Wednesday, January 2, 2013

2012: Year in Review

In the years leading up to when I got injured, in the summer of 2010, I set personal bests in every distance from 3k to half marathon. Each spring - 2007, 2008, 2009 and 2010 - I'd lower my time in each distance that I had set the year before. It proved I was training properly and training with the right people and, at the very least, it was certainly motivating.

All that changed once I got injured. I went from essentially PRing every race to running sub-par times from yesteryear. Once I FINALLY seemed to be getting somewhere, I'd have a setback of sorts, usually related to my injury. It was increasingly frustrating.

2010 became an injury year.

2011 was suppose to be a comeback year, but I raced only 3 times (2 x 5k and a mile) and again had another injury setback). It wasn't until December of that year that I was finally able to get in solid training again, but then in January, I went to East Africa and ran just three or four times over the course of 20 days.

I began to build up in February with my eye on Cherry Blossom 10 Miler, a Red Fox-endorsed race that's gone well for me in year's past. I thought I was in 52:00 shape, and went through 5 miles in 25:45 or so, but the wheels came off, and came off hard(!), at 7 miles. It was a brutal reminder of the work I still needed to do in order to truly come back. The next month at Pikes Peek 10k, the wheels fell off again, but this time, not quite as bad. The mileage I was running was slowly getting me back into shape, but I still had a problem. In 2010, when I was in the best shape of my life, I was in 14:45 5k shape. Now, at best, I was in 15:15-15:20 shape. I had to get faster, not simply stronger, but every time I took to the track with the team to work on my speed, I'd have near setbacks as a result of running fast on ovals. Frustrated, I took to running hard in the woods and slowly re-introduced the track back into my running world. 

The year began to turn in my favor at the USATF Half Marathon Champs in Duluth, Minnesota in June. Although the time wasn't what I was looking for (1:09:19), it was, in fact, a PR and I had run the race smart - my last mile was my fastest.

I had a 3 week down period in late summer while traveling, but returned to training with guns blazing once I got back to Washington. With Army Ten Miler as my goal race, before switching gears and training exclusively for the USATF Club Cross Country Champs, I decided to execute a Canova-style approach to training. Each week, while adding in extra miles, I'd run a hard effort that gradually increased the distance I was racing/running, while continuing the same effort speed. For instance, in early September I ran 15:45 for 5k, two weeks later I ran that same pace for 8k, a week or so later I ran 20:25 for 4 miles in a workout on the roads, then a week before the race I ran 14:59 for 3 miles over roads...and by the time I got to Army (51:57), I was splitting those marks in the middle of the race. 

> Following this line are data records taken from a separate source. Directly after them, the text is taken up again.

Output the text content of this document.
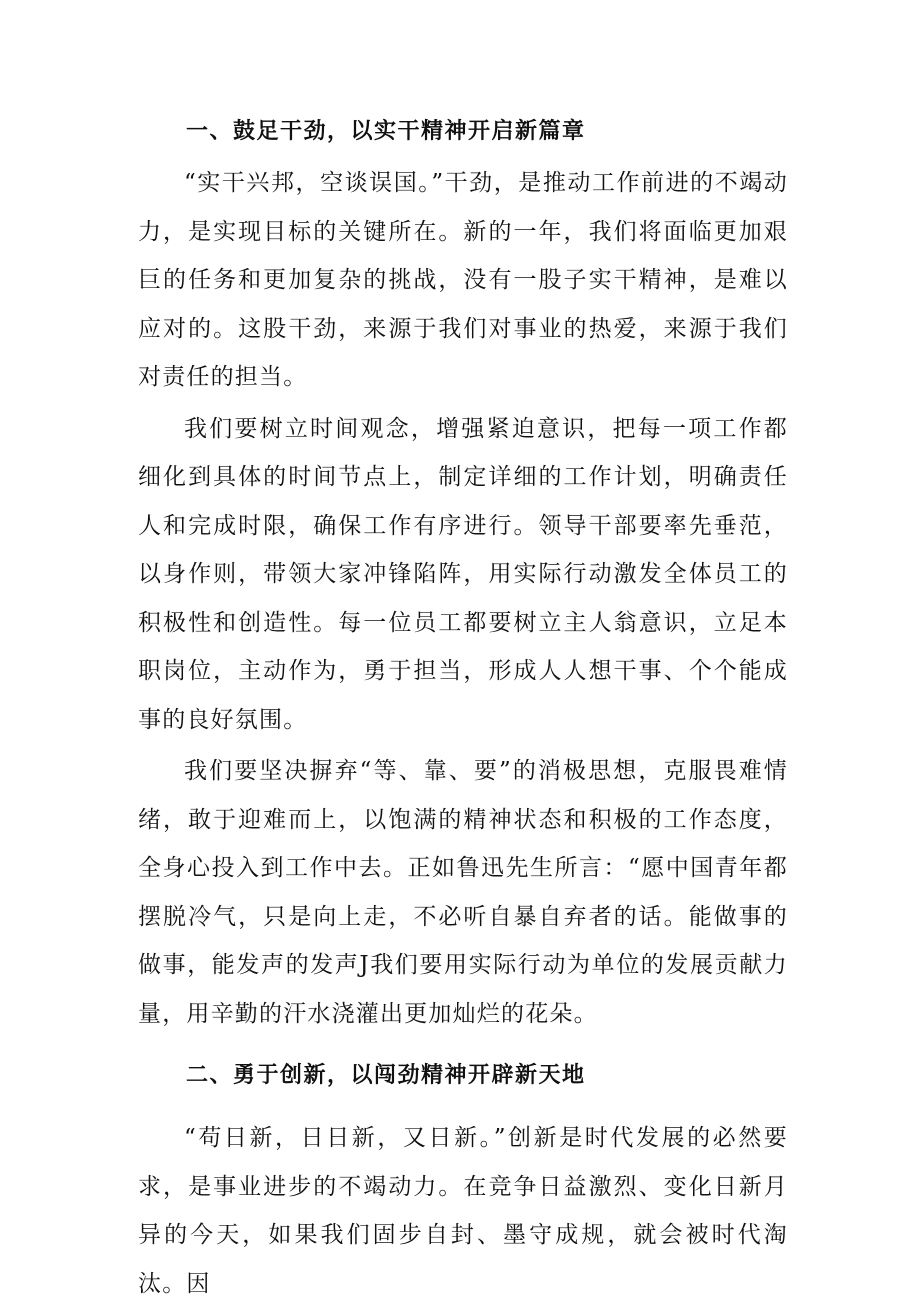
一、鼓足干劲，以实干精神开启新篇章

“实干兴邦，空谈误国。”干劲，是推动工作前进的不竭动力，是实现目标的关键所在。新的一年，我们将面临更加艰巨的任务和更加复杂的挑战，没有一股子实干精神，是难以应对的。这股干劲，来源于我们对事业的热爱，来源于我们对责任的担当。

我们要树立时间观念，增强紧迫意识，把每一项工作都细化到具体的时间节点上，制定详细的工作计划，明确责任人和完成时限，确保工作有序进行。领导干部要率先垂范，以身作则，带领大家冲锋陷阵，用实际行动激发全体员工的积极性和创造性。每一位员工都要树立主人翁意识，立足本职岗位，主动作为，勇于担当，形成人人想干事、个个能成事的良好氛围。

我们要坚决摒弃“等、靠、要”的消极思想，克服畏难情绪，敢于迎难而上，以饱满的精神状态和积极的工作态度，全身心投入到工作中去。正如鲁迅先生所言：“愿中国青年都摆脱冷气，只是向上走，不必听自暴自弃者的话。能做事的做事，能发声的发声J我们要用实际行动为单位的发展贡献力量，用辛勤的汗水浇灌出更加灿烂的花朵。

二、勇于创新，以闯劲精神开辟新天地

“苟日新，日日新，又日新。”创新是时代发展的必然要求，是事业进步的不竭动力。在竞争日益激烈、变化日新月异的今天，如果我们固步自封、墨守成规，就会被时代淘汰。因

From late October through December, I concentrated on getting strong. 10,000 meters over grass would demand no less, but I also planned to return, after an almost 5-year hiatus, to the marathon in January. Training for each race was remarkably similar. The long intervals over grass only helped my endurance. Hard 15-20 milers out in Poolesville gave me strength on the grassy inclines of Lexington. Track workouts, also, got easier and easier (and I no longer struggled with leg issues); I hit times in these workouts that were reminiscent of spring 2010 - that's what I wanted to see!

Although it might not seem very impressive (at least compared to marks I've run in the spring), this past fall has been the best fall race/training season of my life.

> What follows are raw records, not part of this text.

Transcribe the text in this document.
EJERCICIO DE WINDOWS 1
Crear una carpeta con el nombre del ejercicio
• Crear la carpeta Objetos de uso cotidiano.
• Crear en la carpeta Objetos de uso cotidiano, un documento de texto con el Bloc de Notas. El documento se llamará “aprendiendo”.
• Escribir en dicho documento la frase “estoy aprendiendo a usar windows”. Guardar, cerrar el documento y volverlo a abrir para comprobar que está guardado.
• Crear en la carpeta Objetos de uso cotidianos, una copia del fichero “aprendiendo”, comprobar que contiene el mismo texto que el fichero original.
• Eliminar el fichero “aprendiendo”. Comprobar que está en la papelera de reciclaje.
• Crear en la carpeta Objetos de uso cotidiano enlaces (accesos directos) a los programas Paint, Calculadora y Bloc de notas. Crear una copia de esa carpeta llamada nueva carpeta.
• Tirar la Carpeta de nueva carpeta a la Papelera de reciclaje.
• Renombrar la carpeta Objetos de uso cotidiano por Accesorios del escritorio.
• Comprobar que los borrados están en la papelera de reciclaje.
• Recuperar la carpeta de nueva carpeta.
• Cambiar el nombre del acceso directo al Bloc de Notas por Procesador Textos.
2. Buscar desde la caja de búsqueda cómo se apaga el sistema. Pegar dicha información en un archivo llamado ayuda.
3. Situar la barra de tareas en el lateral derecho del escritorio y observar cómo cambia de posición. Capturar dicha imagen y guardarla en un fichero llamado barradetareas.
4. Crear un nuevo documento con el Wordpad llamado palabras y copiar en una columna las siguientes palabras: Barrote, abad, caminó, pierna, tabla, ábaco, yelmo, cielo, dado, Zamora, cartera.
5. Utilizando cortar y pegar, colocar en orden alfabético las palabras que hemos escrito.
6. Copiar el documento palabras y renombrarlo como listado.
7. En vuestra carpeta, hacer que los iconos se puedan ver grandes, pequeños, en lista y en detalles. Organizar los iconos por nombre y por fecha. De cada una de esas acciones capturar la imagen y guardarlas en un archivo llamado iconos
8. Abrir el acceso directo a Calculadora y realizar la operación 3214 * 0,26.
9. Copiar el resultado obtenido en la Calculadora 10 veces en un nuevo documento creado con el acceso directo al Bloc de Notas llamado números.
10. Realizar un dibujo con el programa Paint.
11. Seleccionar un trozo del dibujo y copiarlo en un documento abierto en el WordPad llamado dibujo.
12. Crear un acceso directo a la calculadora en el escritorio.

Running aside, I've done some pretty cool things this past year: traveled to Africa with Emily and lived in a rural village for two weeks, went white water rafting on the Nile (Uganda), went on Safari in the Masai Mara (Kenya/Tanzania), chased king salmon in helicopters, planes and air boats throughout Alaska's interior, drove across America, I bought a new home and for the past few months I've been writing a book. 

Running weaves a thread through all of this, the good and the bad, and helps me balance my life. It puts things into perspective, though I honestly don't quite know how it does that, but after a run my mind is clear and I find purpose. Whether running solo through the woods in a place I've never been before or will ever be again or amongst the kicking legs of my compatriots during a Wednesday night workout, I'm blessed to be able to get my run in that day. A special shout out to my teammates in the Georgetown Running Club, I'm thankful to have so many talented and hard-working friends. This journey would be a lot harder without their help. 

As 2013 begins I am, without doubt, in the best distance shape of my life. Now, with less than 3 weeks to go before the Phoenix Marathon, it's all about staying healthy. As each week passes, I'm getting more and more confident in my fitness and soon the taper will begin.

Looking past 26.2 miles, I have my eyes set on just 10. Before I retire from running, I want to break 50 minutes. As far as I know, there are only a couple places to do that.